Gorilla LLM (Berkeley Function Calling) ▷ #leaderboard (3 messages):

Debugging Handler Errors, Code Modification Suggestions

Handler Errors Plague System: A member reports that something from your handler is erroring in the system.
- Another member suggests changing the error-catching code to throw errors instead, to help debug the issue.
Debugging Advice Shared: One member suggests modifying the code to throw errors instead of catching them.
- They advise running generation for one entry to see the full trace.

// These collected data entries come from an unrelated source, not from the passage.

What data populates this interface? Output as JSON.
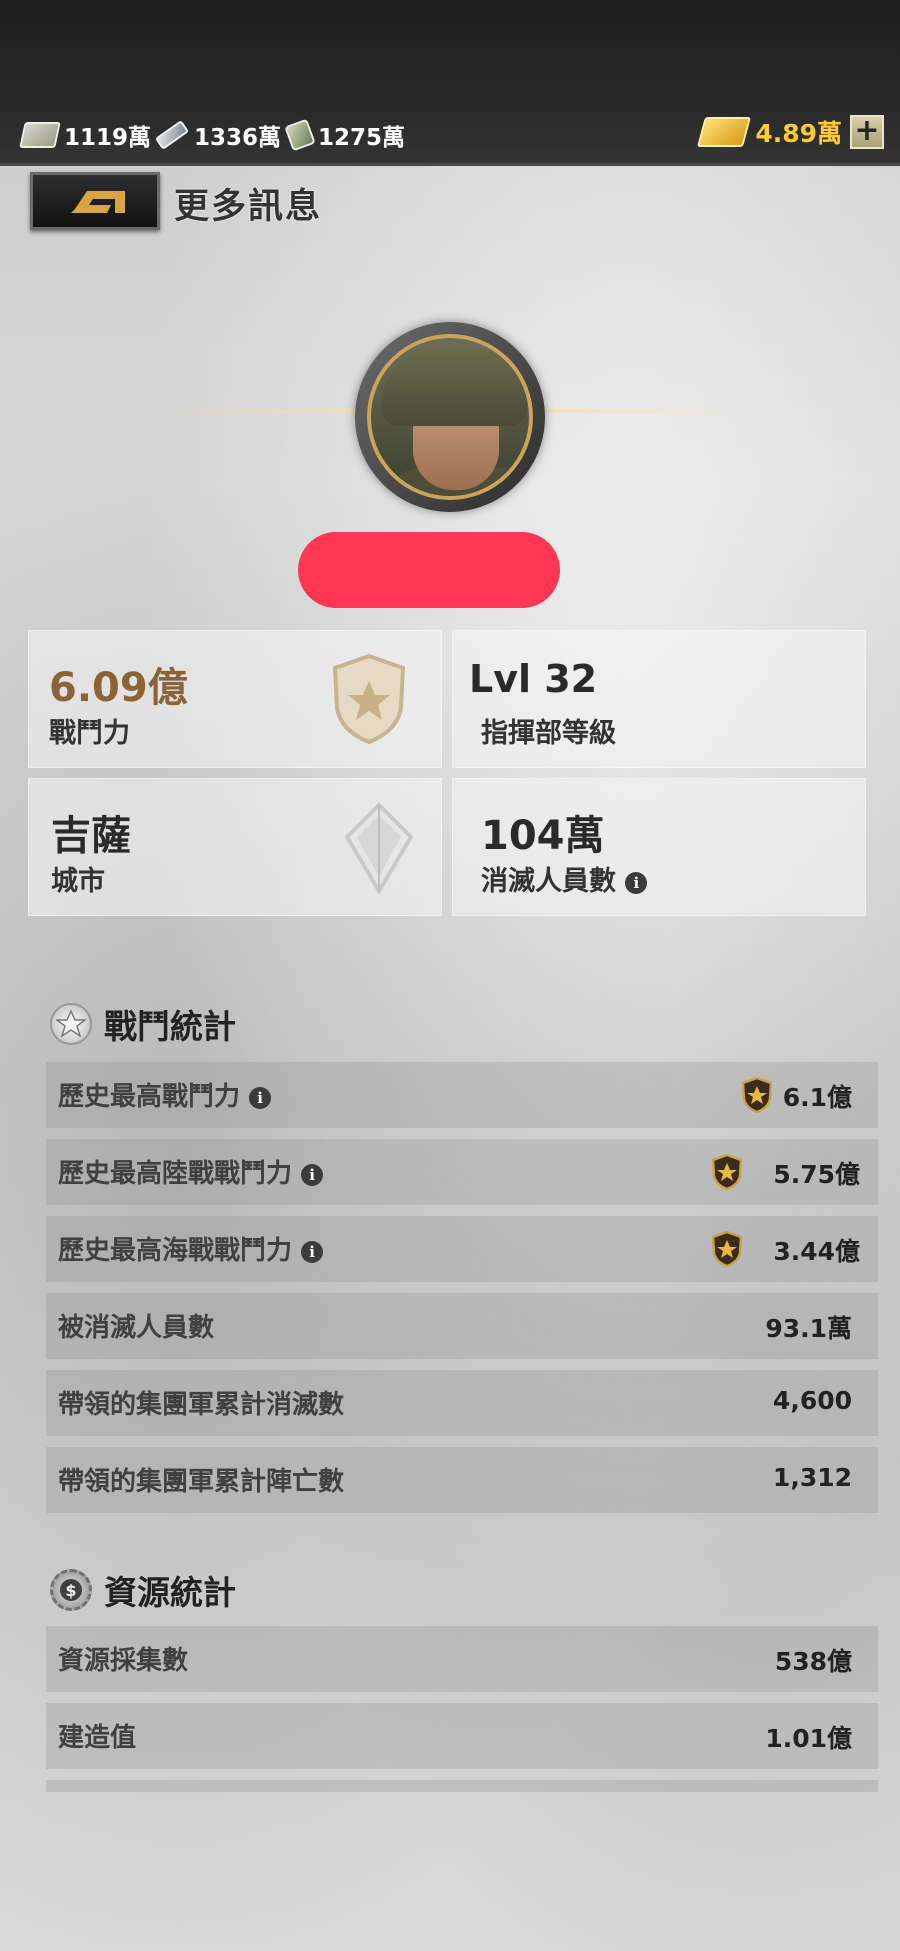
{
  "resources": {
    "cash": "1119萬",
    "steel": "1336萬",
    "oil": "1275萬",
    "gold": "4.89萬",
    "add": "+"
  },
  "header": {
    "title": "更多訊息"
  },
  "summary": {
    "power": {
      "value": "6.09億",
      "label": "戰鬥力"
    },
    "hq_level": {
      "value": "Lvl 32",
      "label": "指揮部等級"
    },
    "city": {
      "value": "吉薩",
      "label": "城市"
    },
    "kills": {
      "value": "104萬",
      "label": "消滅人員數"
    }
  },
  "battle_stats": {
    "title": "戰鬥統計",
    "rows": [
      {
        "label": "歷史最高戰鬥力",
        "value": "6.1億"
      },
      {
        "label": "歷史最高陸戰戰鬥力",
        "value": "5.75億"
      },
      {
        "label": "歷史最高海戰戰鬥力",
        "value": "3.44億"
      },
      {
        "label": "被消滅人員數",
        "value": "93.1萬"
      },
      {
        "label": "帶領的集團軍累計消滅數",
        "value": "4,600"
      },
      {
        "label": "帶領的集團軍累計陣亡數",
        "value": "1,312"
      }
    ]
  },
  "resource_stats": {
    "title": "資源統計",
    "rows": [
      {
        "label": "資源採集數",
        "value": "538億"
      },
      {
        "label": "建造值",
        "value": "1.01億"
      }
    ]
  },
  "info_glyph": "i",
  "colors": {
    "power": "#8a6336",
    "gold_text": "#ffcb2e",
    "redaction": "#ff3654"
  }
}
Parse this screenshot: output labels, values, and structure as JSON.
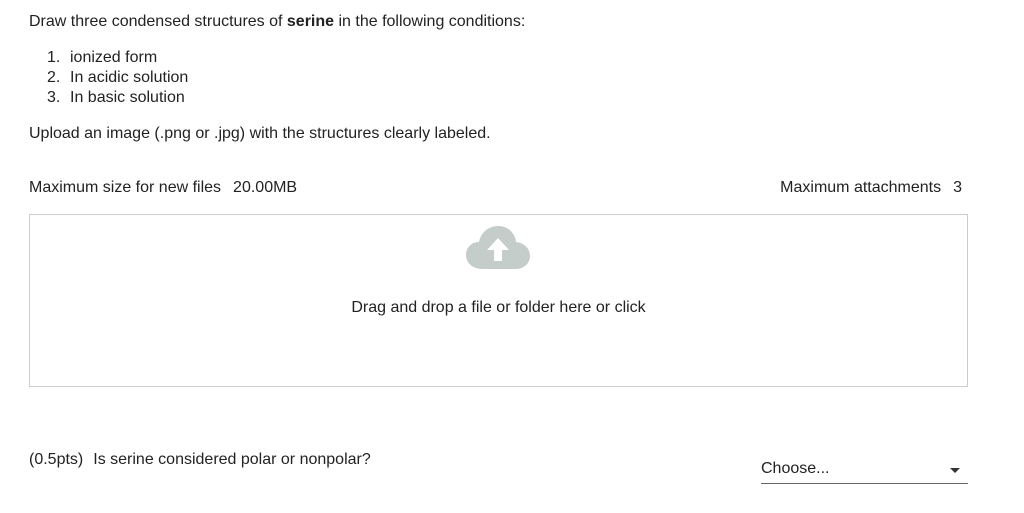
{
  "question": {
    "intro_before": "Draw three condensed structures of ",
    "intro_bold": "serine",
    "intro_after": " in the following conditions:",
    "conditions": [
      {
        "num": "1.",
        "text": "ionized form"
      },
      {
        "num": "2.",
        "text": "In acidic solution"
      },
      {
        "num": "3.",
        "text": "In basic solution"
      }
    ],
    "upload_instruction": "Upload an image (.png or .jpg) with the structures clearly labeled."
  },
  "file_upload": {
    "max_size_label": "Maximum size for new files",
    "max_size_value": "20.00MB",
    "max_attachments_label": "Maximum attachments",
    "max_attachments_value": "3",
    "dropzone_text": "Drag and drop a file or folder here or click",
    "icon": "cloud-upload-icon",
    "icon_color": "#c5cdcb"
  },
  "question2": {
    "points": "(0.5pts)",
    "text": "Is serine considered polar or nonpolar?",
    "select_value": "Choose..."
  }
}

MLOps @Chipro ▷ #events (1 messages):

Legislative AI/Tech Webinar, BillTrack50, AI4Legislation competition

Legislative AI/Tech Webinar on April 28: Entrepreneur Karen Suhaka (Founder of BillTrack50) is teaming up with Silicon Valley Chinese Assocation Foundation to deliver a webinar on legislative applications of AI and Technology on Monday, April 28 at 12pm Pacific.
- The webinar will cover building legislative technology, navigating ethical considerations, and tips for entrepreneurship; registration is available at this link.
BillTrack50 Case Study: Karen Suhaka will share her insights on her own legal tech company, BillTrack50, as a case study from starting up to scaling and customer feedback.
- She will focus on identifying a need, choosing your data and method.
AI4Legislation Competition: The webinar will include project ideas for the Summer 2025 AI4Legislation competition, with details found on GitHub.
- This competition aims to leverage recent advances in LLMs and NLP to benefit citizens and voters.